Horoscopes

 

Pisces 

Do you consider yourself a legend? If so, stop that. This month, letting yourself go is part of the program — getting your story straight is not. Every era has its status symbol: the pocket watch, the manicured dog, the brood of wild-eyed children. You may be entering a new era, one in which status matters less. Instead of an away message, you could do worse than confirming when you’re here.

Aries

This month, your own personal expanded cinematic universe is once again starting to feel tired, overwrought, less delightful. Consider spicing things up with cross-species communication. Conversations with ChatGPT are one thing, but have you heard of trees? As your reputation continues to spiral, remember the limits to what you can do about it. Purchase a bath bomb, but disarm it before use. Emerge from your hovel as you feel the gap between terror and wonder beginning to close.

Taurus

This month, looks like rain, and like you might have been a ghost the whole time. Certain images may require more attention than usual. Have you vacuumed recently, or are you farming that out too? Over and over, your experiments in faux-aristocratic country living, even if virtual, are confirming the most likely hypothesis. The continued existence of ricotta is good news. The bearer of bad news, on the other hand, could use a writer’s room.

Gemini

Instead of serving one of your many trademarked “looks,” think seriously about how you might better serve your community. This month, identify opportunities to stay off the clock.
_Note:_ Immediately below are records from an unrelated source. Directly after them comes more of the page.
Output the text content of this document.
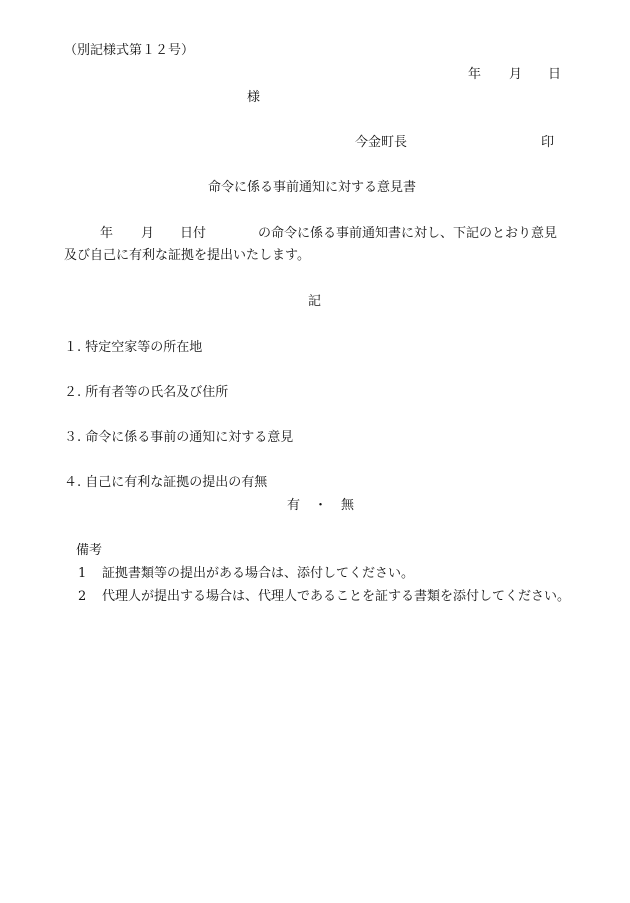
（別記様式第１２号）
年 月 日
様
今金町長	印
命令に係る事前通知に対する意見書
年 月 日付	の命令に係る事前通知書に対し、下記のとおり意見
及び自己に有利な証拠を提出いたします。
記
１. 特定空家等の所在地
２. 所有者等の氏名及び住所
３. 命令に係る事前の通知に対する意見
４. 自己に有利な証拠の提出の有無
有 ・ 無
備考
1 証拠書類等の提出がある場合は、添付してください。
2 代理人が提出する場合は、代理人であることを証する書類を添付してください。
The beginning of sunsets is always a dimming of the light, and the end of festivals are more than anything else a way of shoring up defenses. The difficulty with imagining alternate futures is maybe exactly what needs to be resolved. Forget your regimens and remember instead what animated them in the first place. Ignore your enemies, especially in the afternoon.

Cancer

If the latest in viral content is any indication, you live in a world increasingly peopled by giants and goblins. All the same, you have to eat. What is a goal if not a thinly disguised intrusion by the little despot of your interior? This month, hurl and rally — not literally, but figuratively, within reason, and among friends. Beware of mission creep and expansions of scope. Your new scenarios for success should not involve anything numbering in the trillions, with the exception of gut bacteria. If the sidelines you’re waiting on have not yet come into focus, paint them harder and more deliberately.

Leo

So you’ve made space for climate-focused thinking in your life, and find your mornings lack the urgent energy they once did. Keep in mind that most rocks you encounter are older than the city you live in. Deliver the best news you can, incessantly, to yourself as you prepare to meet the day. This month, stay out of touch. Chrysalis is, once again, critical to your story. Spillover effects are inevitable, not to be avoided or guarded against. “This is so us,” you can say to one household object after another while you explore a broader range of companionship experiences.

Virgo

“Jeremy! I’ve had enough of your hijinks!” Then you wake from the strange dream in which you’re scolding a misbehaving son. This month, consider that your idle fantasies are more likely to contain kernels of secret insight than the countless to-do lists covering every surface of your home and screens. Swapping one future for another remains only course of action available, but you have to actually know what you want. This month, clear the zone.

Libra

Lullaby sectors are, by and large, things of the past. What makes your bedtime ritual any different? This month, equivocate. These people who would have you secure the bag, finagle the palace, demand the corner booth… where did you meet them in the first place? Your marginal capacity for deep retrospection is diminishing, or maybe just distributing across a wider set of activities. Archery is one of many possible diversions.

Scorpio

Uh oh — you’ve left the milk out again. This isn’t strictly speaking your fault, but it is a nuisance, and something worth keeping an eye on. This month, compensate for elevated risk — but watch out for overcompensation, that darker impulse in the corner of your eye. The many round activities you engage in while navigating the effects of one stimulant or another are not all excusable, but their effects might be minimized via lightning round apologia.

Sagittarius

One justification for your recent out-of-touch disaster-mongering is that without an incentive to act, you’re liable to trade away your future for ten more minutes of screen time. Unfortunately for both your baser instincts and the makers of smartphones everywhere, the future is likely worth more than that. This month, inch ever-closer toward somewhere soft to sit. Instead of following your dreams, consider the dreams you wish you had.

Capricorn

Little outcome ecosystems are popping up wherever you go, driving a recurring need for slide decks and bar chart analysis. Can you blame someone? You can, but you shouldn’t. This month, most evenings, have a treat. Hydration will not directly lead to the miracles you were promised, but may make you feel five percent better. As ever, knowing where you’re starting from can be just the thing.

Aquarius

Getting lost in the sauce is only one way of becoming unmoored: there are others with greater and lesser degrees of impact and permanence. This month, fool around. Consider the ways in which the natural world extends beyond the places you typically give credit for. As it turns out, holding your own feet to the fire is a great way to stretch. Bring sunscreen. Moisturize.